I have full addresses split by ; that I want to split out into new rows ready for the Address Validate step.

An example of the data layout ...

"Address1 Address2 Address3 Town County Postcode;Address1 Address2 Address3 Town County Postcode"

This should become two rows

"Address1 Address2 Address3 Town County Postcode"

"Address1 Address2 Address3 Town County Postcode"

Does anyone know if this is achievable in Aperture?

Thanks

Luke

Answers

  • Josh Boxer
    Josh Boxer Administrator
    edited December 2022

    Hi Luke

    Roughly how many addresses are there in that semi-colon separated list?

    Two ideas:

    1. Upload the data using semi-colon as the delimiter so that each address becomes a new column then in a Workflow use Columns to rows and select every column turning them into rows
    2. create a custom file parser https://docs.experianaperture.io/data-quality/aperture-data-studio-v2/extend-data-studio-functionality/use-the-sdk/#getstartedwiththesdk

    Hoping someone will reply with a better suggestion!

  • Danny Roden
    Danny Roden Administrator

    If you can split the values out into seperate columns, then you can use the 'columns to rows' step to split them out to individual rows. I've recently took an approach like this when creating a reusable workflow to generate a word frequency list https://community.experianaperture.io/discussion/859/word-frequency

    @Josh Boxer@Luke what are your thoughts on the idea of us tweaking the 'columns to rows' step to be more flexible to accommodate 'values to rows' (where values could either be presented in multiple columns OR in a list, where the user can define the delimiter)?

    @Sharat Kutty has also recently been looking to do something similar so it's something that's being discussed at the moment.


  • @Josh Boxer@Danny Roden Thanks for your suggestions, with this particular project I had around 10,000 records that expanded to around 14,000 records once the semi-colon delimited addresses were parsed. In the end I parsed the records into rows using SQL.

    @Danny Roden I think the values to rows idea with a user a defined delimiter would be perfect for this problem.

  • You could try to search for the first ; and use a substring function

    And, if there are more than 2, then repeat, starting from this position and search for the next one. Repeat as required

    Nige

  • Danny Roden
    Danny Roden Administrator

    Yea good idea @Nigel Light @Nigel Light . Also the 'split' function does a nice job if there's only a few to parse out. But when it's an unknown (or variable) number of inputs it can be a little challenging.

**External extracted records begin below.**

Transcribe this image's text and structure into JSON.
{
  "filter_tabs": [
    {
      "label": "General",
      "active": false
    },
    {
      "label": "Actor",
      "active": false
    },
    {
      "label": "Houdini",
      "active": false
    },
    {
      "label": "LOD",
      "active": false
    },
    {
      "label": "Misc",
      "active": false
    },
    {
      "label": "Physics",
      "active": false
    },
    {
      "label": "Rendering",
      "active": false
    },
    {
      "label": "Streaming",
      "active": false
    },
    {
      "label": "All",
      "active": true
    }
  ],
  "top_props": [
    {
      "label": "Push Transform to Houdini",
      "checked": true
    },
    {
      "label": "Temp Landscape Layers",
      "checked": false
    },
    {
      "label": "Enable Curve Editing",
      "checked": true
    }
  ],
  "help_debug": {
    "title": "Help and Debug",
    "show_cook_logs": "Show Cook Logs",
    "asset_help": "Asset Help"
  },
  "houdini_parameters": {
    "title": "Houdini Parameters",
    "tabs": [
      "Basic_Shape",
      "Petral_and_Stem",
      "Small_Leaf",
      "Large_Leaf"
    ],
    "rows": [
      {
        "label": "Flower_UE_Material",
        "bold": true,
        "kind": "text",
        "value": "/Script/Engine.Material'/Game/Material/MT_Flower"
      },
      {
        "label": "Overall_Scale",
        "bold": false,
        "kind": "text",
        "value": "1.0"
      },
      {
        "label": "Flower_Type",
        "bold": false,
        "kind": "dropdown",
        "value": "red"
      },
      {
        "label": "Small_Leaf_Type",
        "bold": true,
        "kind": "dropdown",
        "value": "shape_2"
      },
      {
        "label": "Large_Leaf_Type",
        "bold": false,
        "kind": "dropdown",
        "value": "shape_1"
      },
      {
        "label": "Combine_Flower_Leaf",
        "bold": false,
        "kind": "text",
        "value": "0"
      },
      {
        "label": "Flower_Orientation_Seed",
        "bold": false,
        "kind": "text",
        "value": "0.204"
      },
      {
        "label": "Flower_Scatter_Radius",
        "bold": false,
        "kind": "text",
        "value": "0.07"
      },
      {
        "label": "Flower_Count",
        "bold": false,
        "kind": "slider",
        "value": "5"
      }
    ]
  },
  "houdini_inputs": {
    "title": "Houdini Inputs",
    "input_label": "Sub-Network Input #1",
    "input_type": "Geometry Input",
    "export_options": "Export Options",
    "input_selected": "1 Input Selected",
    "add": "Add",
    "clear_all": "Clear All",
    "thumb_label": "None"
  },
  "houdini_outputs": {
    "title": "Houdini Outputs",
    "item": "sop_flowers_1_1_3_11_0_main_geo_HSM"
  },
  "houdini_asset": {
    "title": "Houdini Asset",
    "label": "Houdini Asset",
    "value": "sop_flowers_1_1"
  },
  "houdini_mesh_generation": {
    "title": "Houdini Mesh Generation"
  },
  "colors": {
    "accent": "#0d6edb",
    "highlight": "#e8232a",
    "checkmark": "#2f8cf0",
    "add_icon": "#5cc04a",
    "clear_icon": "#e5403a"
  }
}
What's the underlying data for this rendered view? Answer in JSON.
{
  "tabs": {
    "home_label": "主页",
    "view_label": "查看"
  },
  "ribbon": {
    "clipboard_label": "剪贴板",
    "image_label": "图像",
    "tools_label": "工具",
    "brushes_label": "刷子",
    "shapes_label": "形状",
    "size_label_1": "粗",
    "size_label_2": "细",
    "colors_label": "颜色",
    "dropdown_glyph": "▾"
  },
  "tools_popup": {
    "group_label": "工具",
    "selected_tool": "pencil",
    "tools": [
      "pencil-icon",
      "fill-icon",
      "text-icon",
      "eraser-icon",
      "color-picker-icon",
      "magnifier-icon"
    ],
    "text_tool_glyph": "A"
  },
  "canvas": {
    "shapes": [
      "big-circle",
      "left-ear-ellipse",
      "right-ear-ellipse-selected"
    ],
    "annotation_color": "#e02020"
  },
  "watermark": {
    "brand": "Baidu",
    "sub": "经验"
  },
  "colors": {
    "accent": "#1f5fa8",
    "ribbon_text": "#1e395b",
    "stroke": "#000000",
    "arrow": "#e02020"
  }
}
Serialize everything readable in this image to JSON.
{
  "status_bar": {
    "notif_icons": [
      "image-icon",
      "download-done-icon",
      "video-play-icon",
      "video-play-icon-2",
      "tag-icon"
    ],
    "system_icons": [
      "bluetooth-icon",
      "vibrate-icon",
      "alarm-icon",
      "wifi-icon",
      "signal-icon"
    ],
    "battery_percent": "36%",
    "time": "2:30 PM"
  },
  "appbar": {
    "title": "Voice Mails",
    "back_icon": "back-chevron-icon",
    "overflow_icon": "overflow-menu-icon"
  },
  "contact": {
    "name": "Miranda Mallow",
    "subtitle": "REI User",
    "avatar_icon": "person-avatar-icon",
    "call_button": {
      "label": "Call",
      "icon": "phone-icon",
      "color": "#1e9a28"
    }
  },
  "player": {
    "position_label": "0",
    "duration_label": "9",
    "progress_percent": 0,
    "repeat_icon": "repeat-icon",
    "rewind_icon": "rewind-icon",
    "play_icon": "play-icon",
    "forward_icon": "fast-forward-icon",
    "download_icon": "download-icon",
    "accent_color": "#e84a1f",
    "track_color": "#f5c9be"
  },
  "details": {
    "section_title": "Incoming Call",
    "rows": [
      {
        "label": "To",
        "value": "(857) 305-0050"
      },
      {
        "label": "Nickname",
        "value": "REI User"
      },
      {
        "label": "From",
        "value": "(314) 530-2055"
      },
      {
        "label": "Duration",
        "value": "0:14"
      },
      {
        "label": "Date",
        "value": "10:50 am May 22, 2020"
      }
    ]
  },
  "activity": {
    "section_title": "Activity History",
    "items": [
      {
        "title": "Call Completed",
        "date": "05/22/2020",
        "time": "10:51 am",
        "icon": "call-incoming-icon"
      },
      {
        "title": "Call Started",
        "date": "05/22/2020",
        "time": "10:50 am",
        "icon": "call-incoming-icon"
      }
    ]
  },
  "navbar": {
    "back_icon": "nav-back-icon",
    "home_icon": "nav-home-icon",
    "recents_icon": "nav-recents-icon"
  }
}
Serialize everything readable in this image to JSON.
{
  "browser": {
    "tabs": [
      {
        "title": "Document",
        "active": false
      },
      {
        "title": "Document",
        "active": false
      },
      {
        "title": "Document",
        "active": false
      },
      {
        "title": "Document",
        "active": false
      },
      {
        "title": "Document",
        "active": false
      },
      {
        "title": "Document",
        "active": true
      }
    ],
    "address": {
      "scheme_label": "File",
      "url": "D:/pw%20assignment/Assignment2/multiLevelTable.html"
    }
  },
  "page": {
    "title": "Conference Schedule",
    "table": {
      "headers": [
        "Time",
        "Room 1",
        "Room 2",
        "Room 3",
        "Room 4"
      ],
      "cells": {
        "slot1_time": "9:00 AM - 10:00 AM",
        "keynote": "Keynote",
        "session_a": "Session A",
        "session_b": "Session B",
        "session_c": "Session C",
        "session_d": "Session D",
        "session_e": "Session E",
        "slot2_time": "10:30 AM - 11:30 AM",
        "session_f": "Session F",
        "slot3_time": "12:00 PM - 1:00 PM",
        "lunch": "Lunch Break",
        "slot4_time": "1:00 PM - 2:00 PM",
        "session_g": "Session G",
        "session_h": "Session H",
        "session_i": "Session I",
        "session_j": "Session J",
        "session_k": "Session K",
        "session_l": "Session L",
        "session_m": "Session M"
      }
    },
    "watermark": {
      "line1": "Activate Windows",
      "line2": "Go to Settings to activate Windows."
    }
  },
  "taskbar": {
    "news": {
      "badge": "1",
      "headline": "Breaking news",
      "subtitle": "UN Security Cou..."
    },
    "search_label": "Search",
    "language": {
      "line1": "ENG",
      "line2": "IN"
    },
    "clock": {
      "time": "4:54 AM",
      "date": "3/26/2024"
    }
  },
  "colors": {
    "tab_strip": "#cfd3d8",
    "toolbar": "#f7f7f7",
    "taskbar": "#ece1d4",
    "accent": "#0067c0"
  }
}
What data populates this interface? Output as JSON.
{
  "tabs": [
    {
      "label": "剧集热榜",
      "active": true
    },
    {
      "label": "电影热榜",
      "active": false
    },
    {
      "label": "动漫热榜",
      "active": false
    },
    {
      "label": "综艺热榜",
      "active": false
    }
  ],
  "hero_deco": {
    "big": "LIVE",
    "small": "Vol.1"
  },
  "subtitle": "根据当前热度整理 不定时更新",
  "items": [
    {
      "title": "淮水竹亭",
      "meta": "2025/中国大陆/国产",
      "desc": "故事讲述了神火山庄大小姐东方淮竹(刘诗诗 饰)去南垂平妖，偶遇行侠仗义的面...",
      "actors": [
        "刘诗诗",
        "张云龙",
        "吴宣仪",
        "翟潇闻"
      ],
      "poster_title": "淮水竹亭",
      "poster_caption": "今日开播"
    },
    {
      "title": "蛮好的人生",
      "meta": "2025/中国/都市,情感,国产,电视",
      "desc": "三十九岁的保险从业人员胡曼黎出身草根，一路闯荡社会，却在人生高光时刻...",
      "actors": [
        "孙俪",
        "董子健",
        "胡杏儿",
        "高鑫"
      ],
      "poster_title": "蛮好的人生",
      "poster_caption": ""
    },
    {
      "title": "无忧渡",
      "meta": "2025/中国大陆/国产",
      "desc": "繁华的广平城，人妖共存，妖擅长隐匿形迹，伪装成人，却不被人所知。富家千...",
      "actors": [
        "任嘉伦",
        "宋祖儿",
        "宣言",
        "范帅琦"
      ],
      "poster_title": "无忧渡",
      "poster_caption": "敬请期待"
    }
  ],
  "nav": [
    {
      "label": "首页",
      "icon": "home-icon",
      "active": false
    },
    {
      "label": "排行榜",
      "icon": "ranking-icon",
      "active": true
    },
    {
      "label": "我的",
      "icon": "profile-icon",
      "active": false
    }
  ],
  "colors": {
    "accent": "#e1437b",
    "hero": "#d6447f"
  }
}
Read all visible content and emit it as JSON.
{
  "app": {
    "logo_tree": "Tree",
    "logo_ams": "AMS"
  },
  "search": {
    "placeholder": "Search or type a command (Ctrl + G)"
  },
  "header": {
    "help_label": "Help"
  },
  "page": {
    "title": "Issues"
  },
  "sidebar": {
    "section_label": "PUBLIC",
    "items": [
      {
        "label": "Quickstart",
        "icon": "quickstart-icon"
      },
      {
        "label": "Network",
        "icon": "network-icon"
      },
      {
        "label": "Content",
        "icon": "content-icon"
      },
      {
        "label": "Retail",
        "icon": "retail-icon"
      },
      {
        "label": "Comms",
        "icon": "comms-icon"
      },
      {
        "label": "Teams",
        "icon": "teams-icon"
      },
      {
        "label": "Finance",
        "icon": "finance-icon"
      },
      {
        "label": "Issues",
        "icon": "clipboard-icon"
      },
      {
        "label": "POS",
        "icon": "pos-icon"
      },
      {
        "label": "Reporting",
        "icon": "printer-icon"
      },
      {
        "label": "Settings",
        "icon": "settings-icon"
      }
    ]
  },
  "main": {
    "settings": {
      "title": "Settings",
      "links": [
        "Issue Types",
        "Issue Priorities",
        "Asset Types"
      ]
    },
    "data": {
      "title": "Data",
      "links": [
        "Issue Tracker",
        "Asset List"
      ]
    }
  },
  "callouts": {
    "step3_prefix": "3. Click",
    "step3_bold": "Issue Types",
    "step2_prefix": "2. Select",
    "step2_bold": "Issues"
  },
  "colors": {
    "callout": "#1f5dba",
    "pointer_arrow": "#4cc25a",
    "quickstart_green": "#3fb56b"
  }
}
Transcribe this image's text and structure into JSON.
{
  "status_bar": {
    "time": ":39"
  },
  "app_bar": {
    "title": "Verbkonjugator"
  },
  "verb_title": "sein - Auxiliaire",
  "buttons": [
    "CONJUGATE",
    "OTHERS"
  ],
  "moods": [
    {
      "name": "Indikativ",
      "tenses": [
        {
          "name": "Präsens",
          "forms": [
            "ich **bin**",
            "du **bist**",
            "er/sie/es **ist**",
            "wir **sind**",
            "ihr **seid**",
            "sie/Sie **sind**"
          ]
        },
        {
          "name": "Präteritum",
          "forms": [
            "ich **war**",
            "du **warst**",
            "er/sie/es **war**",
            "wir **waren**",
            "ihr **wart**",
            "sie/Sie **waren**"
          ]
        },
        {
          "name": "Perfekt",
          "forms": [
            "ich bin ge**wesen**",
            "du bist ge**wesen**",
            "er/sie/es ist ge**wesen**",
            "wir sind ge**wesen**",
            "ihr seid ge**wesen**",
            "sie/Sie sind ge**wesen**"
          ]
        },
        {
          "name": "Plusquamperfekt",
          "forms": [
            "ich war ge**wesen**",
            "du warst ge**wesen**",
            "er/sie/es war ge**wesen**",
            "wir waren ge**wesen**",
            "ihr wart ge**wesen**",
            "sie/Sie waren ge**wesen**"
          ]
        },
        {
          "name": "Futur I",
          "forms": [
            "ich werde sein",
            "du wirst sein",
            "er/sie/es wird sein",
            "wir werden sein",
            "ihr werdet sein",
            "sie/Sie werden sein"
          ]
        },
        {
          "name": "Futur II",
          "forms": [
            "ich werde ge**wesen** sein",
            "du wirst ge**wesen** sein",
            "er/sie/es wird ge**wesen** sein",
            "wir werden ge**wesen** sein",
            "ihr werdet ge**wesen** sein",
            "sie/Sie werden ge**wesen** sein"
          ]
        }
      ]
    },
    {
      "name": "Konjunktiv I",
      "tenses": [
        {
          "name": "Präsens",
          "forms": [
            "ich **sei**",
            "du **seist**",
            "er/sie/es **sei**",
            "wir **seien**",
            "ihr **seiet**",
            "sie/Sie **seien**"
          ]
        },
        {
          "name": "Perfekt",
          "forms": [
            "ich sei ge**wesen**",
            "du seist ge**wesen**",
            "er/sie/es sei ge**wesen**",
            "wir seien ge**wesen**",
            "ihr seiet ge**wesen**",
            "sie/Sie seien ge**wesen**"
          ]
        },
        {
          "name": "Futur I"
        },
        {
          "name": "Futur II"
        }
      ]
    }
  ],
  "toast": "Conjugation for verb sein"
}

  • Thanks @Nigel Light @Danny Roden

    I'm not sure how to make use of 'split' and 'substring' functions, and then use the columns to rows to tool, when I don't know the number of separated addresses. Some only have one address, others have over 10.

  • Danny Roden
    Danny Roden Administrator

    For the time being I'd suggest profiling all the values in the column to understand the maximum list size. You can use this to inform the logic for how you then build out the required additional columns to split the list into seperate addresses:

    So the 'Split' function is probably the best current option available for the job (simply set the seperator and specify which element you want and do this N times for how ever many addresses there are in the most populated value in your list).


    There's also a custom step available which performs a quick 'text to columns' split similar to the tool in Excel (contact your account manager or techincal consultant if you'd like access to this).


    Cheers,

    Danny

  • @Danny Roden I have a similar task. Split values from a column to rows based on a delimiter with a variable number of values per column. I think the max being 25 … would the text to column step be the best option for this task. Dropping empty columns before pivoting to rows?